We await to see what developments will be made to the ELTIF Regulation but, as these will take place after the UK's withdrawal from the EU, the UK will have to make decisions as to how far to adopt those changes in its own equivalent regime, or whether any improvements the UK makes will serve to distinguish it from the EU regime.
The UK's Long-Term Investment Funds (Amendment) (EU Exit) Regulations 2019 (the LTIF Regulations) will come into force at the end of the transition period and will only apply to UK AIFMs and funds established in the UK, its purpose being to amend the ELTIF Regulation to ensure that it functions post Brexit.
Key points to note are that the LTIF will lose the benefit of the EU marketing passport that forms part of the ELTIF regime, and the LTIF Regulations remove provisions relating to co-operation and information sharing by UK supervisors with EU authorities as this was considered inappropriate with the UK not being a part of the single market. Furthermore, the LTIF will maintain the existing investment rules in the ELTIF regime, meaning that investments in EEA member states and investments in the rest of the world are distinguished, with EEA assets being given preferential treatment in certain circumstances.
Whilst the LTIF Regulations largely mirror the ELTIF Regulation at present, the UK government will soon publish a consultation on reforming the UK's funds regime to enhance the UK's attractiveness for the asset management sector. It is hoped that improvements in the LTIF Regulations will be included in this reform agenda.
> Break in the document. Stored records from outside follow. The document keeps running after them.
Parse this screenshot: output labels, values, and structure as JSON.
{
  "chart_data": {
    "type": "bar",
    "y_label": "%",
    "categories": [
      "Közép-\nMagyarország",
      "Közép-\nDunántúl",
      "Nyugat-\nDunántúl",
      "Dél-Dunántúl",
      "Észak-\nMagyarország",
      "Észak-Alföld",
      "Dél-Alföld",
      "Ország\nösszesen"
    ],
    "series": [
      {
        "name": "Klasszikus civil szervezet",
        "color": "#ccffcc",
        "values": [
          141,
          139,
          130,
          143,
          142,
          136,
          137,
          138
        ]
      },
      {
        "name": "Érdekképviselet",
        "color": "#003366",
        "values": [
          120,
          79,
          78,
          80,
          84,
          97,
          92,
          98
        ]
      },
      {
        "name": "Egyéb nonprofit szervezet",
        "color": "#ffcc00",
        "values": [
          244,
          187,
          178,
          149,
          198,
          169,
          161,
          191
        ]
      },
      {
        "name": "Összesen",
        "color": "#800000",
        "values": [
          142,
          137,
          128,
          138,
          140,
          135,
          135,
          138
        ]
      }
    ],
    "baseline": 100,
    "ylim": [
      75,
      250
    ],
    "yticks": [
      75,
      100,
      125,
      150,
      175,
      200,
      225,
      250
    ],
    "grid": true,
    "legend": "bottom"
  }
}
Additionally, in light of the recent regulatory and media scrutiny on open-ended funds investing in illiquid assets following high-profile fund suspensions, a successful LTIF regime could provide retail investors with a welcome closed-ended alternative.
We await with interest the UK's response to the conclusions of the current ELTIF review and whether in its own review of the LTIF regime it proactively seeks to respond to some of the criticism of the current structure from stakeholders. It is clear that the UK, as the end of the Brexit transition period approaches, is seeking to balance the desire to achieve continuity for market participants with the opportunity Brexit gives for the UK to promote its investment management sector and its own agenda. A successful long-term investment fund, focused on sustainable growth in the UK (and EU) economy, allowing retail investors to participate in these investments, is a big prize.